The IRS said it plans to issue guidance on treating non-fungible tokens, or NFTs, as collectibles under U.S. tax laws. In a March 21 notice, the IRS called on the American public to provide feedback on how NFTs could be taxed as collectibles. According to the government agency, collectibles under U.S. tax law “do not enjoy the favorable capital gains tax treatment that other capital assets do,” which appears to be a reference to the way crypto assets are currently taxed in the country.
"Prior to issuing additional guidance, the IRS intends to determine when NFTs are considered collectibles by using 'pivot analysis,'" the notice said. "According to the perspective analysis, if the related rights or assets of NFT meet the definition of collectibles in tax law, then NFT will be regarded as collectibles."
Under U.S. tax law, the sale of collectibles such as coins or art is subject to a capital gains tax of up to 28%. Proposed IRS guidance could apply the same standard to NFTs that prove ownership of coins, artwork, or similar collectibles.

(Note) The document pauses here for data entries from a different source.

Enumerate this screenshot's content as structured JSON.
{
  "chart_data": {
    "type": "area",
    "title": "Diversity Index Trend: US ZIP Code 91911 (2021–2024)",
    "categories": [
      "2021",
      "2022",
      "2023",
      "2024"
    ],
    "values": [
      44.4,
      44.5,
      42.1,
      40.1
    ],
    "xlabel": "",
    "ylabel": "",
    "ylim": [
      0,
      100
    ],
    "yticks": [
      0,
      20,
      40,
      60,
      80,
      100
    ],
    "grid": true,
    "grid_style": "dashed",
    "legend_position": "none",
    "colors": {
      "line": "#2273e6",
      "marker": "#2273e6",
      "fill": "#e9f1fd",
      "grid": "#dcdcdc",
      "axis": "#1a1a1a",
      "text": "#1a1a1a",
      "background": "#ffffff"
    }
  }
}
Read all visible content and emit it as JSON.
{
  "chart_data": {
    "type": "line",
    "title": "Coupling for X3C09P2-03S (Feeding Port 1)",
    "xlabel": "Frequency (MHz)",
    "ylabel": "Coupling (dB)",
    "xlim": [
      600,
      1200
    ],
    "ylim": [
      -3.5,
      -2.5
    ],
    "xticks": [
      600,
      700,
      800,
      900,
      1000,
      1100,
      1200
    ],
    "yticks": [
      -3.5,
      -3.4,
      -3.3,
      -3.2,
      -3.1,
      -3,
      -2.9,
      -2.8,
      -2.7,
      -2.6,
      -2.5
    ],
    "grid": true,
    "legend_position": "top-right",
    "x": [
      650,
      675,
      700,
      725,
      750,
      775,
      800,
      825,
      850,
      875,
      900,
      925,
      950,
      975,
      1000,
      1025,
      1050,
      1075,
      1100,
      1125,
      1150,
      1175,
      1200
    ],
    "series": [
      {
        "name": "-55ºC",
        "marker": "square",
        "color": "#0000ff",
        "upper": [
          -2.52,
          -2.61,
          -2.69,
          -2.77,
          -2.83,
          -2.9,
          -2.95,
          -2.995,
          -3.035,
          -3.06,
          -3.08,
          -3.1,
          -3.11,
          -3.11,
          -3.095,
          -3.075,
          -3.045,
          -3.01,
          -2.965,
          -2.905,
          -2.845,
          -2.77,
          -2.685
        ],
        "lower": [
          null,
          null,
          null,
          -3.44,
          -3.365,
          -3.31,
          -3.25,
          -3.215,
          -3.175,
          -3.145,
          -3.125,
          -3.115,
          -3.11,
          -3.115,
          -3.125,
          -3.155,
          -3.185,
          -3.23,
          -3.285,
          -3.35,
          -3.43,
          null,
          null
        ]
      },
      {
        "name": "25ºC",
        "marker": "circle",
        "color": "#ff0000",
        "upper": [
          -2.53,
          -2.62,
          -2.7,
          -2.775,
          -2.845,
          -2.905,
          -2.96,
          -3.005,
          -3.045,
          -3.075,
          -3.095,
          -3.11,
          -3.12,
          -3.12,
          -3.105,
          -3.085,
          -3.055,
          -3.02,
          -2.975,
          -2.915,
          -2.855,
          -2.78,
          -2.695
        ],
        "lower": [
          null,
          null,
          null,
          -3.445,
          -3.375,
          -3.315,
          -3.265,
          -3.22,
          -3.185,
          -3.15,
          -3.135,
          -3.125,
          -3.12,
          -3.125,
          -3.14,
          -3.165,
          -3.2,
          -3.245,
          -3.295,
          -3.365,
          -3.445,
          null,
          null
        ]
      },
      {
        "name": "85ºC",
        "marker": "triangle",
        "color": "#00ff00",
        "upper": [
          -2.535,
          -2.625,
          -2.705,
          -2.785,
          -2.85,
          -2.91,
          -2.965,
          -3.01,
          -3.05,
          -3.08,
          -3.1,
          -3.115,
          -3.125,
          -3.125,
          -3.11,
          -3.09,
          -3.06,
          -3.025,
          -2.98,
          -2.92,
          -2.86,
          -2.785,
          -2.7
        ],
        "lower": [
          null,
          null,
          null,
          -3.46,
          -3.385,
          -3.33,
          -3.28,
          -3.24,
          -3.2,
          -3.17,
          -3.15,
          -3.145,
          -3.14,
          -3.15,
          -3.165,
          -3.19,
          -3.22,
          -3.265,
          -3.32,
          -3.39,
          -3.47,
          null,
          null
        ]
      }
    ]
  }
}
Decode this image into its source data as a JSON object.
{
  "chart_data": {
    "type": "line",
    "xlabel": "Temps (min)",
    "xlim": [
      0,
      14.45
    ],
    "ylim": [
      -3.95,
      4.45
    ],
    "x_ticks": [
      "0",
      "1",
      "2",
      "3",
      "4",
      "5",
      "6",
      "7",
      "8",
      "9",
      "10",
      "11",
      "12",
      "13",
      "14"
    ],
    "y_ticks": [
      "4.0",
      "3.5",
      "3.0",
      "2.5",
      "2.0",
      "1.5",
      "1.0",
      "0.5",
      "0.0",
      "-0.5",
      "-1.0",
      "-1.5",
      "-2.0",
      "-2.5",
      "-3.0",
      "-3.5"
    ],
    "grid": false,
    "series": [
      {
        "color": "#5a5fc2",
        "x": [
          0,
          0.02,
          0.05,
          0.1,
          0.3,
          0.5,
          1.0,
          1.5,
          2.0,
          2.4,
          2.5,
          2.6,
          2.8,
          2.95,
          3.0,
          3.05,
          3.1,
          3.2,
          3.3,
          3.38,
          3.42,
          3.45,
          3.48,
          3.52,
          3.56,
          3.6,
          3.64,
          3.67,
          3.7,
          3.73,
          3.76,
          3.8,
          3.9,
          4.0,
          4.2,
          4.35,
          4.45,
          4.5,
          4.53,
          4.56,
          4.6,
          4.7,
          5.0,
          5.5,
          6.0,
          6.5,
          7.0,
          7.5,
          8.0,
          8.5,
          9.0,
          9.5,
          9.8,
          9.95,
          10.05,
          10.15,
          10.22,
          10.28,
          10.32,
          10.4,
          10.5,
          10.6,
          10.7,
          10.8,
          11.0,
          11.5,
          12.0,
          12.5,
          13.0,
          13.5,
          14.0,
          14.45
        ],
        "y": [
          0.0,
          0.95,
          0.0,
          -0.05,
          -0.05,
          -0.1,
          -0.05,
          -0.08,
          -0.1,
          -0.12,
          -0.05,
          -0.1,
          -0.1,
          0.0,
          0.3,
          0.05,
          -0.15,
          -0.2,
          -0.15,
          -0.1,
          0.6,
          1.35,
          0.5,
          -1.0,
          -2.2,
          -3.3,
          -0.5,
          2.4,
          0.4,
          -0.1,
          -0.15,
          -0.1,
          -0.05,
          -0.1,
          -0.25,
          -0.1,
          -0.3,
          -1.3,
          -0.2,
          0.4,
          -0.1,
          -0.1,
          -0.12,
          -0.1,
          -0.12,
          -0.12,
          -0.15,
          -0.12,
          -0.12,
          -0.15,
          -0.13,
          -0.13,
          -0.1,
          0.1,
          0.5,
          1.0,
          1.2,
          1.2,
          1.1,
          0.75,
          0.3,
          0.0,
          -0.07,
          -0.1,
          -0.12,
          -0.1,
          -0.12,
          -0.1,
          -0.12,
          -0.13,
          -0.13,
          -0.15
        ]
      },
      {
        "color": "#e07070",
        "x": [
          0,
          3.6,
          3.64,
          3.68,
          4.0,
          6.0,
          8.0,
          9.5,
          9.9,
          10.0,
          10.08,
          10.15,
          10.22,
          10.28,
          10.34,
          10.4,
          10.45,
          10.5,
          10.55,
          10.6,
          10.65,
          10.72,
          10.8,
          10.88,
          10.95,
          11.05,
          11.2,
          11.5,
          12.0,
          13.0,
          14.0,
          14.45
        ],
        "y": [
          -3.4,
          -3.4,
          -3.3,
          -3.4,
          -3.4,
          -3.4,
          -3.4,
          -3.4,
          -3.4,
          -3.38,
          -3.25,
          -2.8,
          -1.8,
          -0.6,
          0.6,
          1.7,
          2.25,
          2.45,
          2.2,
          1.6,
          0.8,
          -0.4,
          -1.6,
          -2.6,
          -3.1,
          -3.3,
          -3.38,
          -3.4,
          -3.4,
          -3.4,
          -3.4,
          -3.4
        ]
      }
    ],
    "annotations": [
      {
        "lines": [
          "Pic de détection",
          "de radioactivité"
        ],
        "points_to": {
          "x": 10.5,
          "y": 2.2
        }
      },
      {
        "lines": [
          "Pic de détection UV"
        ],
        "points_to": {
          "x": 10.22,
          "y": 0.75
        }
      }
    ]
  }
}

The IRS has until June 19 to submit comments, so U.S. taxpayers who need to file their 2022 returns by the April 18 deadline may not be affected. The form requires anyone who receives, earns, transfers, or sells cryptocurrency to tick an affirmative box to properly report their taxes and, depending on who is filing, report the transaction as capital gain or income.
In October, the IRS introduced a draft bill proposing to report NFTs and cryptocurrencies for tax purposes under the broad “Digital Assets” section. Generally, U.S. taxpayers are not required to report all digital assets if they hold them for a full year or transfer them between wallets they control.